Roger Hall paused, gripping the door-handle of his Volvo Estate. Don't say it, Chrissie thought. Just don't give me that, I still can't understand it, this has never happened to me before ...
He didn't. He merely put on an upside-down, pathetic grin.
'Can we try again sometime?' Eyes crinkled appealingly, full of silly morning optimism, and she felt herself falling for it - even if she knew he still wasn't telling the half of it.
'Why not,' she said, daft bitch. She squeezed his arm. 'How long will you be gone?'
'Oh, only until Tuesday. That is, I'll be back late tonight so I'll see you tomorrow morning. Have lunch together, shall we? Would that be ... ?'
'Of course,' she said. She would have wangled the day off and gone to London with him. They'd been too close to the Field Centre last night, that was probably the problem. Too close to him.
'I'm really only going down there,' Roger said, 'to make sure we get all the stomach returned. Don't want them trying to pinch him back, bit by bit.'
Shut up! Just shut up about that fucking thing!
'Don't worry about it, Roger. Just drive carefully.'
As the Volvo slid away past the Exit Southbound sign, two commercial traveller types came out to their twin Cavaliers and gave her the once-over. Chrissie found herself smiling almost warmly at the younger one. It would be two years in January since her divorce.
She got into her Golf.
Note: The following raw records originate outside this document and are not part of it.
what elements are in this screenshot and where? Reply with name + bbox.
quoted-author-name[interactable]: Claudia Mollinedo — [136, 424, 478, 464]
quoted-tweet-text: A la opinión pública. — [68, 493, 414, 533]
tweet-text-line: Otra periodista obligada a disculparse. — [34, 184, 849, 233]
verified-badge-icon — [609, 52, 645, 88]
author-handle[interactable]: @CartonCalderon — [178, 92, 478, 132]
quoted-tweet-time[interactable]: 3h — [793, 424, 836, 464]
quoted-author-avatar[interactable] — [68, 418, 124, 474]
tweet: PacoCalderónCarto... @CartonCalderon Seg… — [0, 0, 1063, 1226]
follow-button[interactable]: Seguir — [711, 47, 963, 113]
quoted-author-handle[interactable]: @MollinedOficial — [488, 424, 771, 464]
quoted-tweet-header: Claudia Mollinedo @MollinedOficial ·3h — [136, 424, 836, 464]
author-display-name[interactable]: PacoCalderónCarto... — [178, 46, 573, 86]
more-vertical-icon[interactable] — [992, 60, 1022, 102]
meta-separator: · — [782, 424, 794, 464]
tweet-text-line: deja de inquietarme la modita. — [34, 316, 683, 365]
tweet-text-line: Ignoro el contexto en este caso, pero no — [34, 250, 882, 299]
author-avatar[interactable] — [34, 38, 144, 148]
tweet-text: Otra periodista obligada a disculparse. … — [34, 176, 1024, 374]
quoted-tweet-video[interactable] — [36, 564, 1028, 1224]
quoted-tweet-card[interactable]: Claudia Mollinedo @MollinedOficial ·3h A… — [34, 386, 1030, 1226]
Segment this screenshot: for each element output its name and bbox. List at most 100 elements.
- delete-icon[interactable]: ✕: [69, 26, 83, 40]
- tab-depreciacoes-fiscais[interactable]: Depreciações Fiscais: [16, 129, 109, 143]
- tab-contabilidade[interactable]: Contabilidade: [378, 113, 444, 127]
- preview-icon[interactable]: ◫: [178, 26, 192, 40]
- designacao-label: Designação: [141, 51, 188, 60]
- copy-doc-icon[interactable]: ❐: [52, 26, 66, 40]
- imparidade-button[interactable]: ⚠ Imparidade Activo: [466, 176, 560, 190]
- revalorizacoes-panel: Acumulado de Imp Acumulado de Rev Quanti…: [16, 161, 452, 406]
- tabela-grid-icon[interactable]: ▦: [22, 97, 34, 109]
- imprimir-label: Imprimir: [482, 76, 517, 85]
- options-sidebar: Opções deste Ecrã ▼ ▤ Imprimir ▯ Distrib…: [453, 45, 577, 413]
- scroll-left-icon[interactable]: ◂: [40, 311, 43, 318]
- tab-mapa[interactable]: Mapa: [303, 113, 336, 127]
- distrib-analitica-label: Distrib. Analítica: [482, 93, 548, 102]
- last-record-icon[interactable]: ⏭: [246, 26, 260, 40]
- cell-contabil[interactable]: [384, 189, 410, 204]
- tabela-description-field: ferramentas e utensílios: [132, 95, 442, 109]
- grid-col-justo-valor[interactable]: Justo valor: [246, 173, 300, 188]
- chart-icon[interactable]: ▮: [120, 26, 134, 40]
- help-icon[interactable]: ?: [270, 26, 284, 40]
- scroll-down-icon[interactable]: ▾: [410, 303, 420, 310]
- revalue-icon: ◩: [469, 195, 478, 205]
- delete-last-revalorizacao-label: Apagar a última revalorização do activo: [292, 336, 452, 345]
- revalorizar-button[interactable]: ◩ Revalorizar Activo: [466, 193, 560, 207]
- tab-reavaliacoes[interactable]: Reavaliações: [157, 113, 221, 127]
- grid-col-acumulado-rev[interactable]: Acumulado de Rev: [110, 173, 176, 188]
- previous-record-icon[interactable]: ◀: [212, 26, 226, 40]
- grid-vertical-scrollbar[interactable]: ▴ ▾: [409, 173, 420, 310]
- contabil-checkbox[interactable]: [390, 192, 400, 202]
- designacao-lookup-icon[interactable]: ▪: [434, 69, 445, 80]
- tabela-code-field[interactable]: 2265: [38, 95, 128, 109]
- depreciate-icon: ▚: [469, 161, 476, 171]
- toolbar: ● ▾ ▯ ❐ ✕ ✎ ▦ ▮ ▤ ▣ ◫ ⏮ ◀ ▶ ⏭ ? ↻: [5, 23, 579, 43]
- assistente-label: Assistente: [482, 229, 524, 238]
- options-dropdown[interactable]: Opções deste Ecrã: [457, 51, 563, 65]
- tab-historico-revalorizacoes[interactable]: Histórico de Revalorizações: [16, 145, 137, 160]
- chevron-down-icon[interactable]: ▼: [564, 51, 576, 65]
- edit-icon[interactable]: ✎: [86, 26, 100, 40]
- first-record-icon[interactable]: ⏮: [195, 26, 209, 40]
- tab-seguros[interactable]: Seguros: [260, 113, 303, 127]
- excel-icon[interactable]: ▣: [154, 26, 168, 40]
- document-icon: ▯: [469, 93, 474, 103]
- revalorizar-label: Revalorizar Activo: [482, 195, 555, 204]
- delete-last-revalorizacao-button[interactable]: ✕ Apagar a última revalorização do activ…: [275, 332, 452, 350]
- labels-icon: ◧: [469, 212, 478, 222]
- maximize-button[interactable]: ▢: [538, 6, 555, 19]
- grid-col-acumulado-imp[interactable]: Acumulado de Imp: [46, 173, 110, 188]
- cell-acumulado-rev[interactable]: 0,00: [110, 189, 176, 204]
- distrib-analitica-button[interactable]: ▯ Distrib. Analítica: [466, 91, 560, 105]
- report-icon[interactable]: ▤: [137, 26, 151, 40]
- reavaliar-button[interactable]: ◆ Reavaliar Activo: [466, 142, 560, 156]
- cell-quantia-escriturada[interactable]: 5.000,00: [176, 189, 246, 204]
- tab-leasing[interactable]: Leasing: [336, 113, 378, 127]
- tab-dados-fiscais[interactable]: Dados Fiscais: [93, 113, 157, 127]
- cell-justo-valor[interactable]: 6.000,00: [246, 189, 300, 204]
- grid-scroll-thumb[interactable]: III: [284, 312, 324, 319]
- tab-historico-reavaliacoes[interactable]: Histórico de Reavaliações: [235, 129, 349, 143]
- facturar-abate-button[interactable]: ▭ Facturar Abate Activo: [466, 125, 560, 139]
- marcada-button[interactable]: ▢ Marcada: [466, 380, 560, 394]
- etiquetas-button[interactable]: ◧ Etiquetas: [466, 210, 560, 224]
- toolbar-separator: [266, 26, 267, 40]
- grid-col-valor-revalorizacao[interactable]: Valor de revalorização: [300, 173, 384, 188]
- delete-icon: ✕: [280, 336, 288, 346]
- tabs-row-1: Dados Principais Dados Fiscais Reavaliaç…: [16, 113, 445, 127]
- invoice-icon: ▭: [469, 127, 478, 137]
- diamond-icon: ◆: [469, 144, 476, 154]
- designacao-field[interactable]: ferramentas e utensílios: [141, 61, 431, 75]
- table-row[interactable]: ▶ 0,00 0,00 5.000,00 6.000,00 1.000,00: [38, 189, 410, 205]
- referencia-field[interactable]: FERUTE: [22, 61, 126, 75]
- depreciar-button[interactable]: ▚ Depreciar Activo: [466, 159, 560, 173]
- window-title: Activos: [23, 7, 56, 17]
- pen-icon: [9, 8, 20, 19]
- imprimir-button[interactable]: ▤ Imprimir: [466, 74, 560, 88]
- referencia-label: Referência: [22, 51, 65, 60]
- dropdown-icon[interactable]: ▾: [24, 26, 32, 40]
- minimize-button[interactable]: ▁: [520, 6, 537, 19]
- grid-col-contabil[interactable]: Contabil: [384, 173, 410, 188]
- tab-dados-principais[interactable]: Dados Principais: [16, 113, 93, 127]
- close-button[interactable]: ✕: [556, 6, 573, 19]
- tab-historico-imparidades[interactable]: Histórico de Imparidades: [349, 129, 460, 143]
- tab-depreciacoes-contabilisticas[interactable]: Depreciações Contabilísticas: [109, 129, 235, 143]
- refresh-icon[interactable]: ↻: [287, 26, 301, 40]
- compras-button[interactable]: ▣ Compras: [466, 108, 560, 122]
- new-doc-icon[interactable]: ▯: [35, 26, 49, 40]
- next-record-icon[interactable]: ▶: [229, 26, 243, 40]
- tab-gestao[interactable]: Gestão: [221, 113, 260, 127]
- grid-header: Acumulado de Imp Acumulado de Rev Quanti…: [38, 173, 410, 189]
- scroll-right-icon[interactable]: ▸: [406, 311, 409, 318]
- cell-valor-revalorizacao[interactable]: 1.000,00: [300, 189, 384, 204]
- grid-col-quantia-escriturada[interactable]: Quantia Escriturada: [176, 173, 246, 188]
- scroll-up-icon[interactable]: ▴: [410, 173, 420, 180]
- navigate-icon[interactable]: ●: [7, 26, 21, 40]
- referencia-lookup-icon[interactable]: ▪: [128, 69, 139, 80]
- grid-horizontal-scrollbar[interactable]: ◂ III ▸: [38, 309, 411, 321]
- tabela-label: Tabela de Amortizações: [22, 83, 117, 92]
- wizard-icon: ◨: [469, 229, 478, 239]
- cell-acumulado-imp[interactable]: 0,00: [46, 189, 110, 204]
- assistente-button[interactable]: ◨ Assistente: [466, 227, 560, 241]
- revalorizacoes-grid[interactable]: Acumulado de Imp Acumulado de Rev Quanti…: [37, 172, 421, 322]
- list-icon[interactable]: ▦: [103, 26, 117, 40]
She looked at her face in the driving-mirror and decided it could probably take a couple more years of this sort of thing before she ought to start looking for
something ... well, perhaps semi-permanent.
Sadly, Roger's marriage was now in no danger whatsoever. Not from her, anyway.
All the trouble he'd gone to to deceive his wife. Was that for her? Was that really all for her? And then he couldn't do it. Because of 'tension'.